I am trying to export my pytorch model to onnx. But I keep getting the error
RuntimeError: ONNX export failed: Cannot export individual pack_padded_sequence or pad_packed_sequence; these operations must occur in pairs.
The error comes from the pad_packed_sequence where I instantiate PackedSequence, but I am not sure entirely sure what I am doing wrong. Thank you for any help. my code is posted below with corresponsing dimensions.
class WordAttention(nn.Module):
def __init__(self, word_rnn_size, word_rnn_layers, word_att_size, dropout):
super(WordAttention, self).__init__()
emb_dim = 100
vocab_len = 1000000
print("vocab size: " + str(vocab_len))
self.MAXLEN = 100
embedding = nn.Embedding(self.MAXLEN, emb_dim)
emb_matrix = np.random.rand(vocab_len, emb_dim)
et = torch.tensor(emb_matrix, dtype=torch.float32)
embedding.weight = nn.Parameter(et,requires_grad=False)
self.embeddings = embedding
# Bidirectional word-level RNN
self.word_rnn = nn.GRU(emb_dim, word_rnn_size, num_layers=word_rnn_layers, bidirectional=True,
dropout=dropout, batch_first=True)
self.word_attention = nn.Linear(2 * word_rnn_size, word_att_size)
self.word_context_vector = nn.Linear(word_att_size, 1, bias=False)
self.dropout = nn.Dropout(dropout)
def forward(self, documents, sentences_per_document, words_per_sentence):
sentences_per_document = sentences_per_document.squeeze(dim=1)
sentences = documents.squeeze()
words_per_sentence = words_per_sentence.squeeze()
sentences = self.dropout(self.embeddings(sentences)) # (n_sentences, word_pad_len, emb_size)
packed_words = pack_padded_sequence(sentences,
lengths=words_per_sentence.tolist(),
batch_first=True,
enforce_sorted=False) # (n_words, word_emb)
packed_words, _ = self.word_rnn(
packed_words) #(n_words, 2 * word_rnn_size)

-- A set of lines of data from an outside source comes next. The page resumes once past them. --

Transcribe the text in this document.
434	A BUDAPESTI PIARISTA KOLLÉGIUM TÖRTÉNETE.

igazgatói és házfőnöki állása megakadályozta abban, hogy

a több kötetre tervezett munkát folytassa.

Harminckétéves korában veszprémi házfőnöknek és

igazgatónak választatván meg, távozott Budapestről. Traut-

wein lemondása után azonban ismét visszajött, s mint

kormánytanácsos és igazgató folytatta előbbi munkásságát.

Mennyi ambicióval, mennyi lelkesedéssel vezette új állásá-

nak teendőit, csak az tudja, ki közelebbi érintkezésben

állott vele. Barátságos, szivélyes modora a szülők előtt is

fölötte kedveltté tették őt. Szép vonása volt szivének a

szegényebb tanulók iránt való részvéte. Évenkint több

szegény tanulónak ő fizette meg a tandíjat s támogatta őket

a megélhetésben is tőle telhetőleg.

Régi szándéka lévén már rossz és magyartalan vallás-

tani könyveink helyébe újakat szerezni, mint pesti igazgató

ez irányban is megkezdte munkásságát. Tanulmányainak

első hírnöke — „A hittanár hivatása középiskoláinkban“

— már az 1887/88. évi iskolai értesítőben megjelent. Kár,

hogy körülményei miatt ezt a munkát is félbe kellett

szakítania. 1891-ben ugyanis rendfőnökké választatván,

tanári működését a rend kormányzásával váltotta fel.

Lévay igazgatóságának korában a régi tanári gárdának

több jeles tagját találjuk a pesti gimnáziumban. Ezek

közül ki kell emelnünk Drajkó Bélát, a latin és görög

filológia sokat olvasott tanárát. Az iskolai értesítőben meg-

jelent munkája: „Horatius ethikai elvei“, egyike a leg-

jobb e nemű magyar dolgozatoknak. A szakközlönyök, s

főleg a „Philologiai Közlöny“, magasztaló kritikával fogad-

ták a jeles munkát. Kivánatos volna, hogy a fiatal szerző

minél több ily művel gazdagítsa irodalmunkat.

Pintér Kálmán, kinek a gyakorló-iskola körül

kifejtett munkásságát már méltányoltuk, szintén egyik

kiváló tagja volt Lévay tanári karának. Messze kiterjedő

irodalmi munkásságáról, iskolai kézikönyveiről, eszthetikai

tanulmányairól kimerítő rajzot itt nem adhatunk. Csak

att_w = self.word_attention(packed_words.data) # (n_words, att_size)
att_w = torch.tanh(att_w) # (n_words, att_size)
att_w = self.word_context_vector(att_w).squeeze(1) # (n_words)
max_value = att_w.max() # scalar, for numerical stability during exponent calculation
att_w = torch.exp(att_w - max_value) # (n_words)
att_w, _ = pad_packed_sequence(PackedSequence(data=att_w,
batch_sizes=packed_words.batch_sizes,
sorted_indices=packed_words.sorted_indices,
unsorted_indices=packed_words.unsorted_indices),
batch_first=True,
total_length=100) # (n_sentences, max(words_per_sentence))
word_alphas = att_w / torch.sum(att_w, dim=1, keepdim=True) # (n_sentences, max(words_per_sentence))
sentences, _ = pad_packed_sequence(packed_words,
batch_first=True,total_length=100) # (n_sentences, max(words_per_sentence), 2 * word_rnn_size)
print (sentences.size())
# Find sentence embeddings
sentences = sentences * word_alphas.unsqueeze(2) # (n_sentences, max(words_per_sentence), 2 * word_rnn_size)
sentences = sentences.sum(dim=1) # (n_sentences, 2 * word_rnn_size)